Il costo del viaggio e dell’operazione ammontano a circa 11 mila euro ed è la onlus Mezzaluna Rossa Kurdistan Italia che ha lanciato una raccolta fondi per sostenere queste spese. Anche la Germania figurava tra i paesi candidati per operare il bimbo. Con un filo di campanilismo, siamo contenti che sia l’eccellenza italiana del Gaslini a “rimettere in piedi” questo giovane ragazzo.

Omar dovrà subire due interventi, il primo programmato per il 10 gennaio sarà di scleroterapia, si inietterà all’interno della vena di un liquido che distrugge il vaso malato. Il secondo intervento dovrà essere fatto prima di marzo, mese in cui scade il visto di permanenza nel nostro paese. E che ne sarà di lui una volta ritornato a Makhmur?
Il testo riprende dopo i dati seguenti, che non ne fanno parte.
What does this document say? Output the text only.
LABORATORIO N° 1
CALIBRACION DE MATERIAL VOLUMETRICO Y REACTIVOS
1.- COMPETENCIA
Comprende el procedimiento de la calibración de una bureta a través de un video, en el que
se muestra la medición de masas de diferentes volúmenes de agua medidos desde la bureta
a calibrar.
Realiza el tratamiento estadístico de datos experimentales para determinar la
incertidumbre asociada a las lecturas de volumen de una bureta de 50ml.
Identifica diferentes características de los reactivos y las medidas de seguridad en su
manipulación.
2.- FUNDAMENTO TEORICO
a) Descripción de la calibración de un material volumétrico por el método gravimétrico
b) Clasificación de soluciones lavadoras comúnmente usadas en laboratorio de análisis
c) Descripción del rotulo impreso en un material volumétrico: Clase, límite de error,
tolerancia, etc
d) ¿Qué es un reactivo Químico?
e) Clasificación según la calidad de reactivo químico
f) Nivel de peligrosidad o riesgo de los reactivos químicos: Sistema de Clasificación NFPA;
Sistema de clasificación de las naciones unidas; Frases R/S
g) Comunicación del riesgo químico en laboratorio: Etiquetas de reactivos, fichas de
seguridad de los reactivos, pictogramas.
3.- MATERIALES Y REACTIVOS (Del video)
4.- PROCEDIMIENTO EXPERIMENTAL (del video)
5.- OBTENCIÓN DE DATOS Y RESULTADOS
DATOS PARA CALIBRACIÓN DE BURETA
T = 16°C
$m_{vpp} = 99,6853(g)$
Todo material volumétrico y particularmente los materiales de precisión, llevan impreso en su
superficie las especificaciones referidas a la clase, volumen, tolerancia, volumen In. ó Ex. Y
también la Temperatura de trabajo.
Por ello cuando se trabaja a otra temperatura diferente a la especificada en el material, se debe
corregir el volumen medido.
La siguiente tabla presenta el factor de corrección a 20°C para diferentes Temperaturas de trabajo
Il sogno di costruire una casa

Omar, 11 anni. Verrebbe da chiamarlo bambino, ma mi trattiene la voce di mio figlio che ha la stessa età: “Mamma, non sono più piccolo. Sono un ragazzo”. Ha ragione, comincia a camminare con le proprie gambe e ne è fiero. Ragazzo significa sentirsi all’altezza di cose grandi, senza più tenere la mano ai genitori.
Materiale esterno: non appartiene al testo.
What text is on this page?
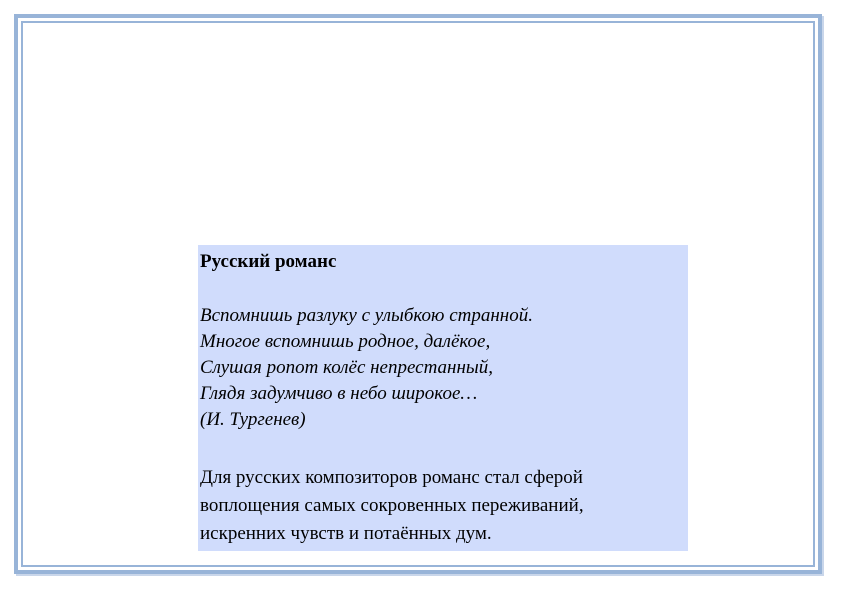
Русский романс

Вспомнишь разлуку с улыбкою странной.
Многое вспомнишь родное, далёкое,
Слушая ропот колёс непрестанный,
Глядя задумчиво в небо широкое…
(И. Тургенев)

Для русских композиторов романс стал сферой
воплощения самых сокровенных переживаний,
искренних чувств и потаённых дум.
E’ l’adulto a fare pensieri tristi di un ragazzo come Omar che dopo la parentesi italiana ritornerà in un ritaglio di terra tutt’altro che pacifico. Omar è giovane, e grande allo stesso tempo. Lo dimostra il fatto che le sue ipotesi corrono, nient’affatto scalfite dal dramma in cui è cresciuto. O forse proprio corroborate dal senso di precarietà e pericolo che sono stati il suo pane quotidiano.

KURDISH, REFUGEE, CHILDREN

Che voglia fare l’architetto non mi pare un caso. Al di là della fede di ciascuno, quel discorso sul costruire una casa sulla roccia (e non sulla sabbia) è scritto nel cuore umano. Le fondamenta e il senso di protezione dell’edificio che custodisce la nostra dimensione più intima di famiglia sono la risposta all’incubo di essere buttati a caso in un deserto. E Makhmur è proprio un accampamento nel deserto, in cui la mamma di Omar arrivò che aveva 17 anni scappando dal Kurdistan turco quasi con niente.

Sarà per lei la prima casa che Omar sogna di costruire. E sarà come dirle grazie, forse, per aver custodito e nutrito la speranza in un luogo inospitale.